Edit: Nvm, looking more closely at the code, a sum of adjacent regions isn't possible.

danjgale commented 2 years ago

What was your code to replicate this with fs_LR surfaces and Schaefer parcellations?

alyssadai commented 2 years ago

Hi Dan,

Here's the code that reproduced the different-color borders with fsLR + Schaefer for me:

import nibabel as nib
from surfplot import Plot
import numpy as np
import matplotlib.pyplot as plt
import matplotlib.colors as mcolors

from neuromaps.datasets import fetch_fslr
from brainspace.datasets import load_parcellation

surfaces = fetch_fslr()
lh, rh = surfaces['inflated']
lh_parc, rh_parc = load_parcellation('schaefer')
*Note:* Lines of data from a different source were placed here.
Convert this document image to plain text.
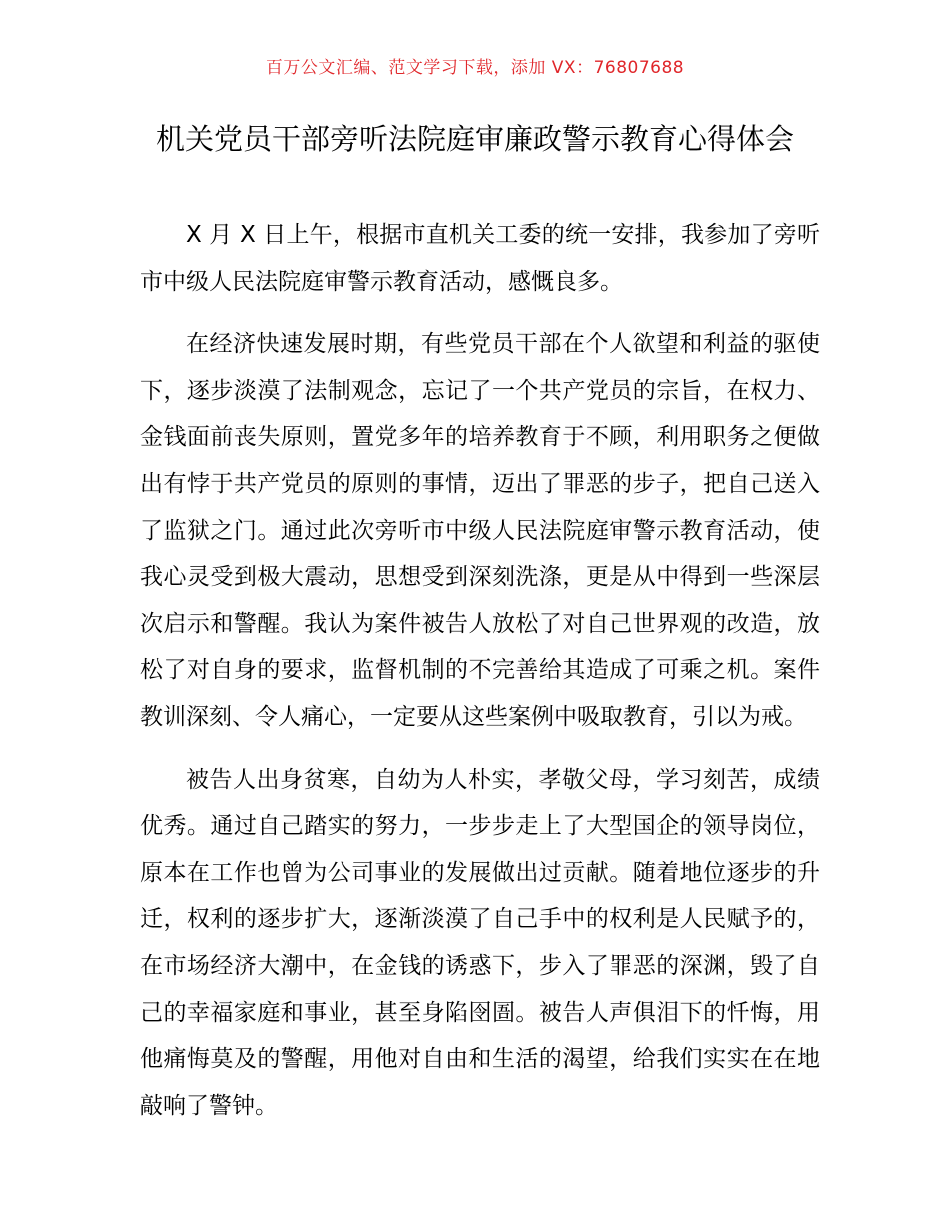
百万公文汇编、范文学习下载，添加 VX：76807688
机关党员干部旁听法院庭审廉政警示教育心得体会

X 月 X 日上午，根据市直机关工委的统一安排，我参加了旁听市中级人民法院庭审警示教育活动，感慨良多。

在经济快速发展时期，有些党员干部在个人欲望和利益的驱使下，逐步淡漠了法制观念，忘记了一个共产党员的宗旨，在权力、金钱面前丧失原则，置党多年的培养教育于不顾，利用职务之便做出有悖于共产党员的原则的事情，迈出了罪恶的步子，把自己送入了监狱之门。通过此次旁听市中级人民法院庭审警示教育活动，使我心灵受到极大震动，思想受到深刻洗涤，更是从中得到一些深层次启示和警醒。我认为案件被告人放松了对自己世界观的改造，放松了对自身的要求，监督机制的不完善给其造成了可乘之机。案件教训深刻、令人痛心，一定要从这些案例中吸取教育，引以为戒。

被告人出身贫寒，自幼为人朴实，孝敬父母，学习刻苦，成绩优秀。通过自己踏实的努力，一步步走上了大型国企的领导岗位，原本在工作也曾为公司事业的发展做出过贡献。随着地位逐步的升迁，权利的逐步扩大，逐渐淡漠了自己手中的权利是人民赋予的，在市场经济大潮中，在金钱的诱惑下，步入了罪恶的深渊，毁了自己的幸福家庭和事业，甚至身陷囹圄。被告人声俱泪下的忏悔，用他痛悔莫及的警醒，用他对自由和生活的渴望，给我们实实在在地敲响了警钟。
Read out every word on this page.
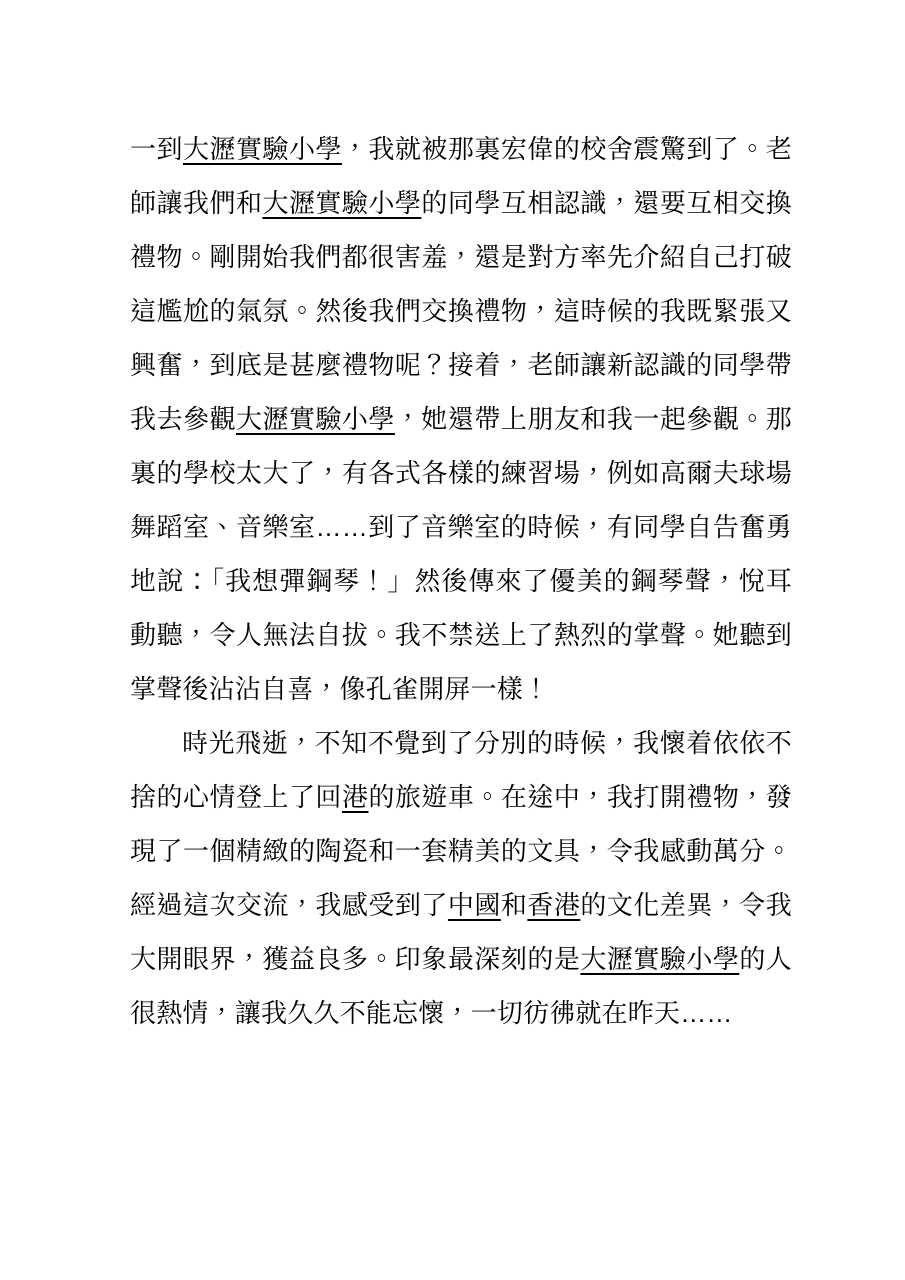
一到大瀝實驗小學，我就被那裏宏偉的校舍震驚到了。老師讓我們和大瀝實驗小學的同學互相認識，還要互相交換禮物。剛開始我們都很害羞，還是對方率先介紹自己打破這尷尬的氣氛。然後我們交換禮物，這時候的我既緊張又興奮，到底是甚麼禮物呢？接着，老師讓新認識的同學帶我去參觀大瀝實驗小學，她還帶上朋友和我一起參觀。那裏的學校太大了，有各式各樣的練習場，例如高爾夫球場舞蹈室、音樂室……到了音樂室的時候，有同學自告奮勇地說：「我想彈鋼琴！」然後傳來了優美的鋼琴聲，悅耳動聽，令人無法自拔。我不禁送上了熱烈的掌聲。她聽到掌聲後沾沾自喜，像孔雀開屏一樣！

時光飛逝，不知不覺到了分別的時候，我懷着依依不捨的心情登上了回港的旅遊車。在途中，我打開禮物，發現了一個精緻的陶瓷和一套精美的文具，令我感動萬分。經過這次交流，我感受到了中國和香港的文化差異，令我大開眼界，獲益良多。印象最深刻的是大瀝實驗小學的人很熱情，讓我久久不能忘懷，一切彷彿就在昨天……
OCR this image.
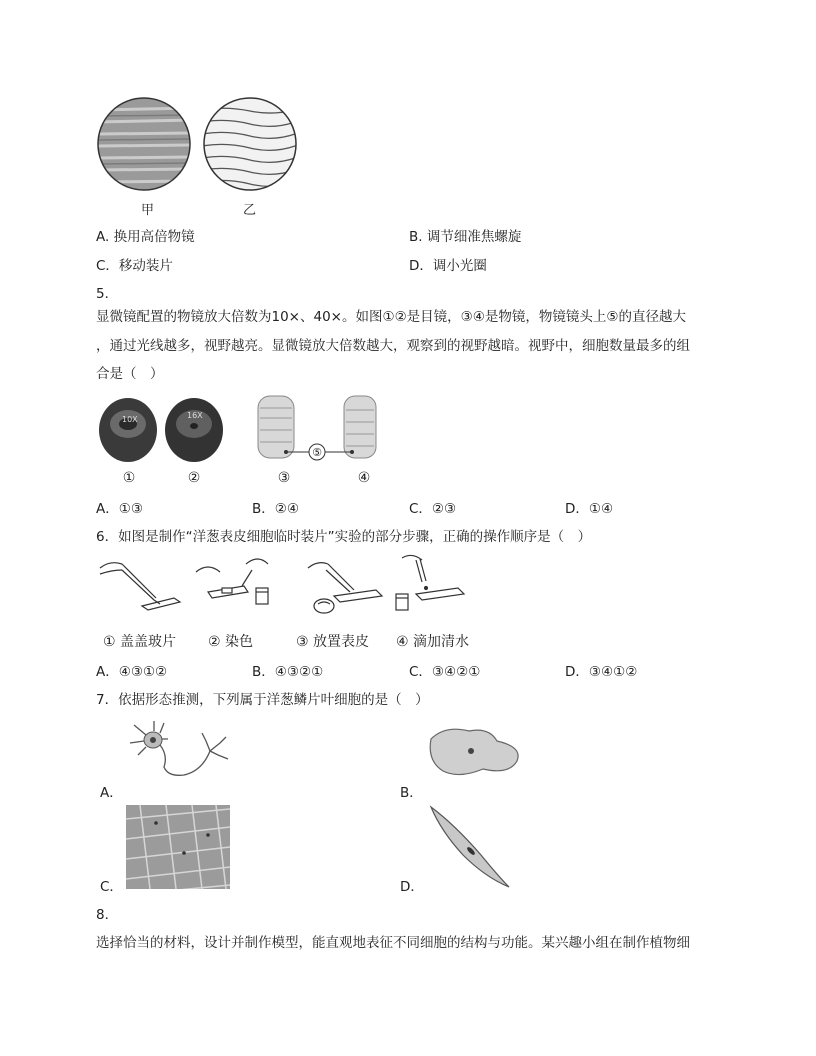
甲	乙
A. 换用高倍物镜	B. 调节细准焦螺旋
C．移动装片	D．调小光圈
5．
显微镜配置的物镜放大倍数为10×、40×。如图①②是目镜，③④是物镜，物镜镜头上⑤的直径越大
，通过光线越多，视野越亮。显微镜放大倍数越大，观察到的视野越暗。视野中，细胞数量最多的组
合是（　）
10X	16X
⑤
①	②	③	④
A．①③	B．②④	C．②③	D．①④
6．如图是制作“洋葱表皮细胞临时装片”实验的部分步骤，正确的操作顺序是（　）
① 盖盖玻片 ② 染色	③ 放置表皮 ④ 滴加清水
A．④③①②	B．④③②①	C．③④②①	D．③④①②
7．依据形态推测，下列属于洋葱鳞片叶细胞的是（　）
A．	B．
C．	D．
8．
选择恰当的材料，设计并制作模型，能直观地表征不同细胞的结构与功能。某兴趣小组在制作植物细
p = Plot(lh, views='lateral', size=(1000,800))
p.add_layer(lh_parc, cmap='hsv', cbar=False) # I also see the borders with viridis and Spectral, but I think they're most obvious with hsv given the wider color range

fig = p.build()

The corresponding plot: fsLR_schaefer_parc_test Let me know if you are able to replicate this on your end, or spot an error anywhere.

danjgale commented 2 years ago

Hmm, I'm a bit stumped on this one. I can reproduce these examples, and just noticed some cases in my own plots. Admittedly, I didn't notice them before because I've been mostly plotting with perceptually linear colormaps using fairly autocorrelated data, so it did a good job masking these adjacent-region-effects. Or, I've been using borders/outlines.

Probing further, it seems a) consistent across different surfaces and b) to be happening at the rendering stage before it's embedded in matplotlib, which would suggest a brainspace issue. I'll investigate this further throughout this week

hptaylor commented 2 years ago

Is there a way to provide an array of RGB values of size (N_vert x 3) to directly color points on the surface? I have been trying to create a custom colormap using a list of 10242 RGB tuples and the ListedColormap function, but cant seem to get it to work quite right.